Penthouse 404 in the old Alabama Hotel is a piece of that history, modernized and retrofitted for the aristocratic person of leisure today, and now offered at a price tag of $2.49 million.
Padgett McCormick of Kelly Price & Co. has the listing.

Sitting on the southeastern bank of Lake Maitland, site of some of Winter Park’s most expensive home sales, The Alabama started life as an orange grove in the 19th century. It changed hands through a series of the city’s founding families before being developed into a hotel in 1921, originally to attract vacationers and give them a sales pitch for the platted neighborhood around it.
Margaret Mitchell, author of "Gone With the Wind," and triple Pulitzer Prize-winning playwright Thornton Wilder were among the hotel’s more notable guests.
In the 1980s, the five-story building was converted into condos.
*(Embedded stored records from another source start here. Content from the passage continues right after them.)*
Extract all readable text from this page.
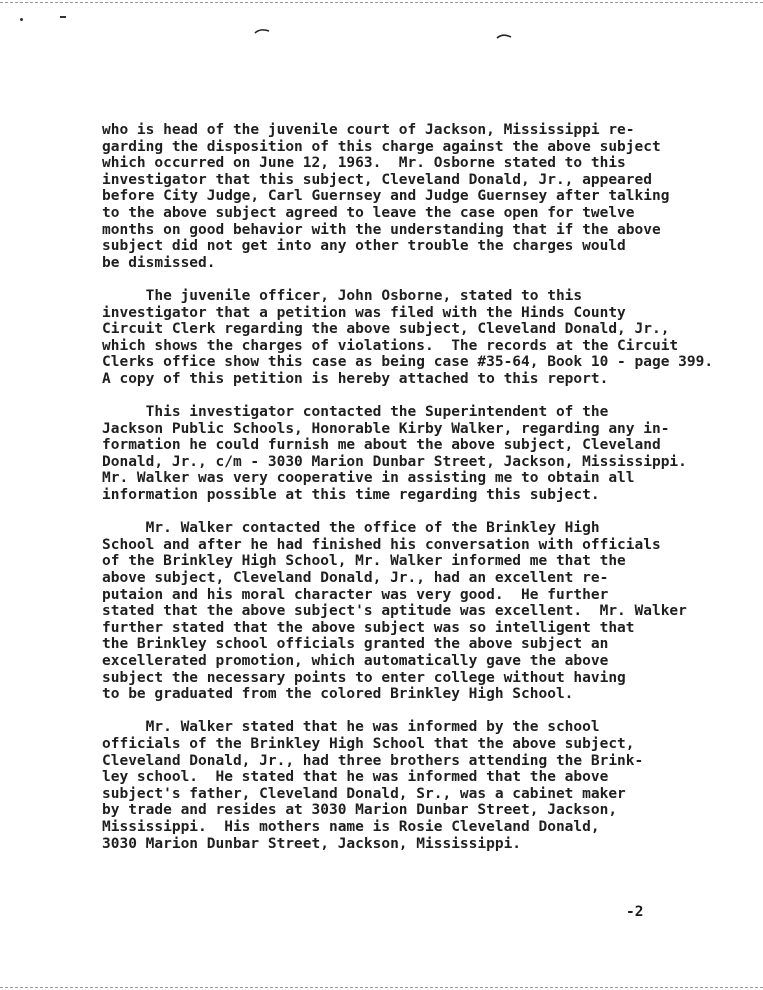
who is head of the juvenile court of Jackson, Mississippi re-
garding the disposition of this charge against the above subject
which occurred on June 12, 1963.  Mr. Osborne stated to this
investigator that this subject, Cleveland Donald, Jr., appeared
before City Judge, Carl Guernsey and Judge Guernsey after talking
to the above subject agreed to leave the case open for twelve
months on good behavior with the understanding that if the above
subject did not get into any other trouble the charges would
be dismissed.
The juvenile officer, John Osborne, stated to this
investigator that a petition was filed with the Hinds County
Circuit Clerk regarding the above subject, Cleveland Donald, Jr.,
which shows the charges of violations.  The records at the Circuit
Clerks office show this case as being case #35-64, Book 10 - page 399.
A copy of this petition is hereby attached to this report.
This investigator contacted the Superintendent of the
Jackson Public Schools, Honorable Kirby Walker, regarding any in-
formation he could furnish me about the above subject, Cleveland
Donald, Jr., c/m - 3030 Marion Dunbar Street, Jackson, Mississippi.
Mr. Walker was very cooperative in assisting me to obtain all
information possible at this time regarding this subject.
Mr. Walker contacted the office of the Brinkley High
School and after he had finished his conversation with officials
of the Brinkley High School, Mr. Walker informed me that the
above subject, Cleveland Donald, Jr., had an excellent re-
putaion and his moral character was very good.  He further
stated that the above subject's aptitude was excellent.  Mr. Walker
further stated that the above subject was so intelligent that
the Brinkley school officials granted the above subject an
excellerated promotion, which automatically gave the above
subject the necessary points to enter college without having
to be graduated from the colored Brinkley High School.
Mr. Walker stated that he was informed by the school
officials of the Brinkley High School that the above subject,
Cleveland Donald, Jr., had three brothers attending the Brink-
ley school.  He stated that he was informed that the above
subject's father, Cleveland Donald, Sr., was a cabinet maker
by trade and resides at 3030 Marion Dunbar Street, Jackson,
Mississippi.  His mothers name is Rosie Cleveland Donald,
3030 Marion Dunbar Street, Jackson, Mississippi.
-2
The 80 hotel rooms were combined into 19 units.
The journey to the three-bedroom, three-and-a-half-bath Penthouse 404 begins at the iron gate and the brick driveway lined with palms and Florida landscaping. “The entrance sequence is really beautiful,” McCormick said.
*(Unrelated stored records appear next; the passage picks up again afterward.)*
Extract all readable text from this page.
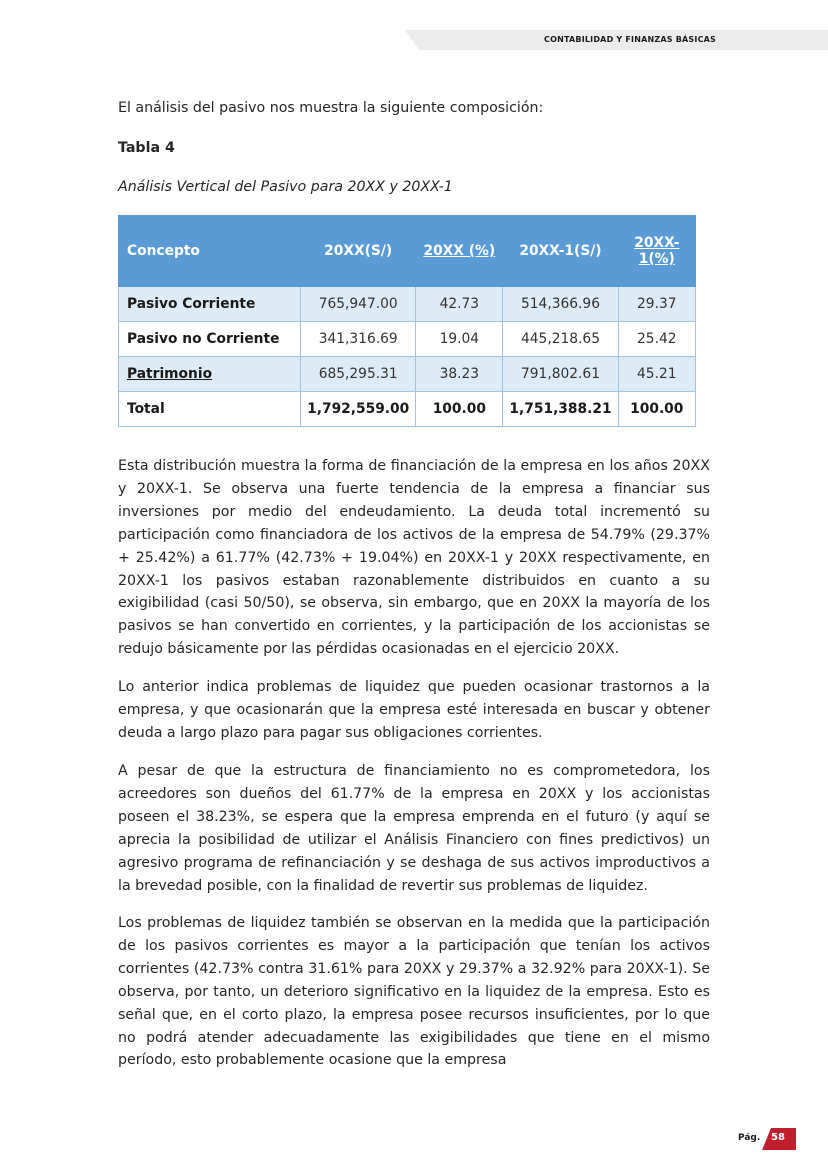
CONTABILIDAD Y FINANZAS BÁSICAS
El análisis del pasivo nos muestra la siguiente composición:
Tabla 4
Análisis Vertical del Pasivo para 20XX y 20XX-1
Concepto	20XX(S/)	20XX (%)	20XX-1(S/)	20XX-1(%)
Pasivo Corriente	765,947.00	42.73	514,366.96	29.37
Pasivo no Corriente	341,316.69	19.04	445,218.65	25.42
Patrimonio	685,295.31	38.23	791,802.61	45.21
Total	1,792,559.00	100.00	1,751,388.21	100.00

Esta distribución muestra la forma de financiación de la empresa en los años 20XX y 20XX-1. Se observa una fuerte tendencia de la empresa a financiar sus inversiones por medio del endeudamiento. La deuda total incrementó su participación como financiadora de los activos de la empresa de 54.79% (29.37% + 25.42%) a 61.77% (42.73% + 19.04%) en 20XX-1 y 20XX respectivamente, en 20XX-1 los pasivos estaban razonablemente distribuidos en cuanto a su exigibilidad (casi 50/50), se observa, sin embargo, que en 20XX la mayoría de los pasivos se han convertido en corrientes, y la participación de los accionistas se redujo básicamente por las pérdidas ocasionadas en el ejercicio 20XX.

Lo anterior indica problemas de liquidez que pueden ocasionar trastornos a la empresa, y que ocasionarán que la empresa esté interesada en buscar y obtener deuda a largo plazo para pagar sus obligaciones corrientes.

A pesar de que la estructura de financiamiento no es comprometedora, los acreedores son dueños del 61.77% de la empresa en 20XX y los accionistas poseen el 38.23%, se espera que la empresa emprenda en el futuro (y aquí se aprecia la posibilidad de utilizar el Análisis Financiero con fines predictivos) un agresivo programa de refinanciación y se deshaga de sus activos improductivos a la brevedad posible, con la finalidad de revertir sus problemas de liquidez.

Los problemas de liquidez también se observan en la medida que la participación de los pasivos corrientes es mayor a la participación que tenían los activos corrientes (42.73% contra 31.61% para 20XX y 29.37% a 32.92% para 20XX-1). Se observa, por tanto, un deterioro significativo en la liquidez de la empresa. Esto es señal que, en el corto plazo, la empresa posee recursos insuficientes, por lo que no podrá atender adecuadamente las exigibilidades que tiene en el mismo período, esto probablemente ocasione que la empresa

Pág. 58
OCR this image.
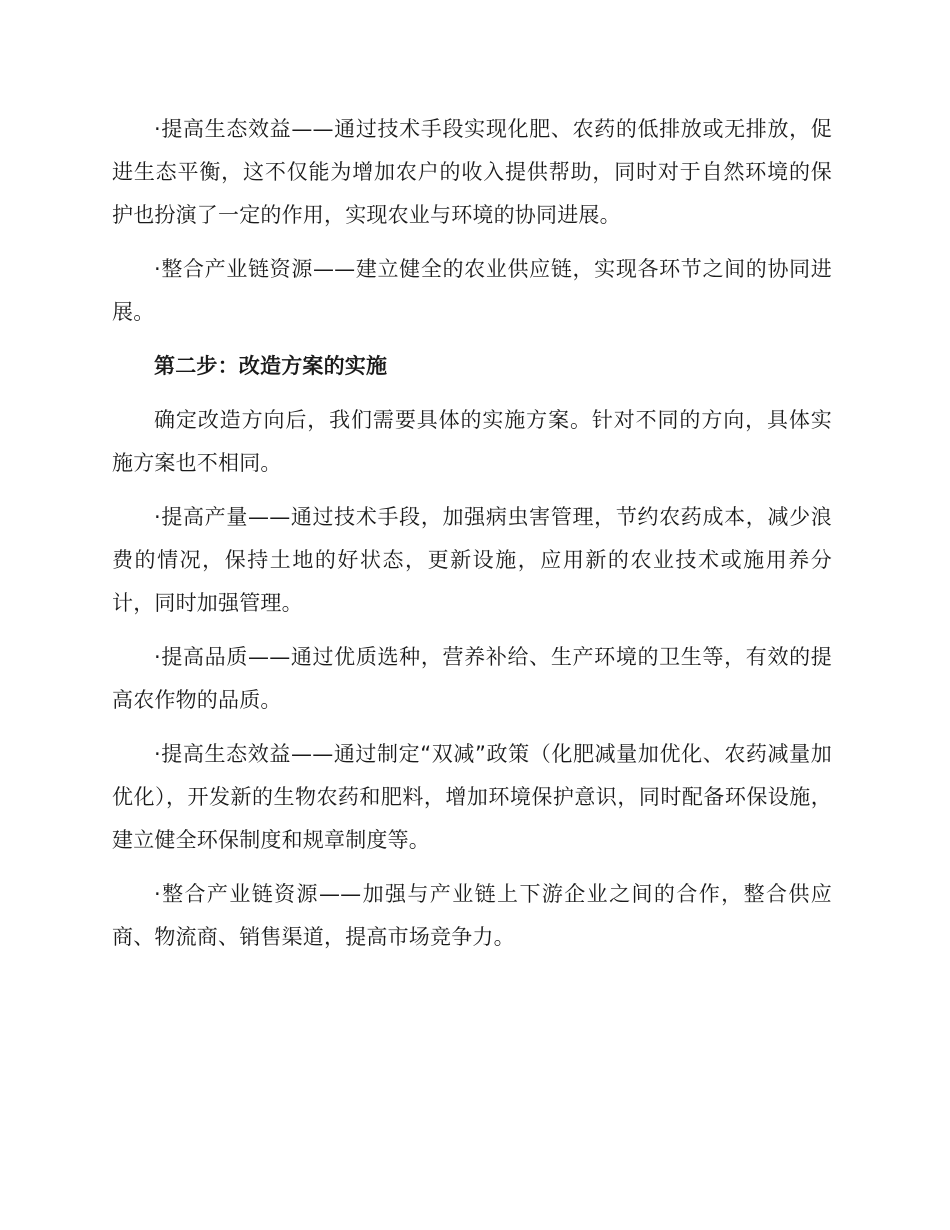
·提高生态效益——通过技术手段实现化肥、农药的低排放或无排放，促进生态平衡，这不仅能为增加农户的收入提供帮助，同时对于自然环境的保护也扮演了一定的作用，实现农业与环境的协同进展。

·整合产业链资源——建立健全的农业供应链，实现各环节之间的协同进展。

第二步：改造方案的实施

确定改造方向后，我们需要具体的实施方案。针对不同的方向，具体实施方案也不相同。

·提高产量——通过技术手段，加强病虫害管理，节约农药成本，减少浪费的情况，保持土地的好状态，更新设施，应用新的农业技术或施用养分计，同时加强管理。

·提高品质——通过优质选种，营养补给、生产环境的卫生等，有效的提高农作物的品质。

·提高生态效益——通过制定“双减”政策（化肥减量加优化、农药减量加优化），开发新的生物农药和肥料，增加环境保护意识，同时配备环保设施，建立健全环保制度和规章制度等。

·整合产业链资源——加强与产业链上下游企业之间的合作，整合供应商、物流商、销售渠道，提高市场竞争力。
The two-story condo begins on the fourth floor, starting with a foyer featuring intricate millwork paneling. That’s the work of Winter Park-based custom home builder Z Properties, which gave the condo an overhaul in 2019.
In order to make the 2,709-square-foot space feel like a full luxury residence, Z hid many of the access doors inside the condo. The foyer contains hidden doors for both the primary bedroom and the downstairs guest bedroom.

“The way you walk into the foyer, and you don’t have multiple doors, it’s not compromising on the luxury of the design in what is not really an oversized space,” McCormick said.

The wood cabinetry in the kitchen is also hiding the door to the den, as well as the stairs to the second floor. The den includes full-sized windows and access to the suite’s terrace, a turf-covered and landscaped balcony overlooking the lake.
Penthouse 404 is the only unit in the building to include a terrace.

The building itself includes a dock on the lake, as well as a pool and patio for residents.
The city had just over 1,000 residents when The Alabama was built. Today, it has nearly 30,000, but even that reflects only a 5,000-person increase since the year 2000, according to the Census Bureau.
Even with all the modern touches, the setting still carries the feel of an era when time moved a little slower.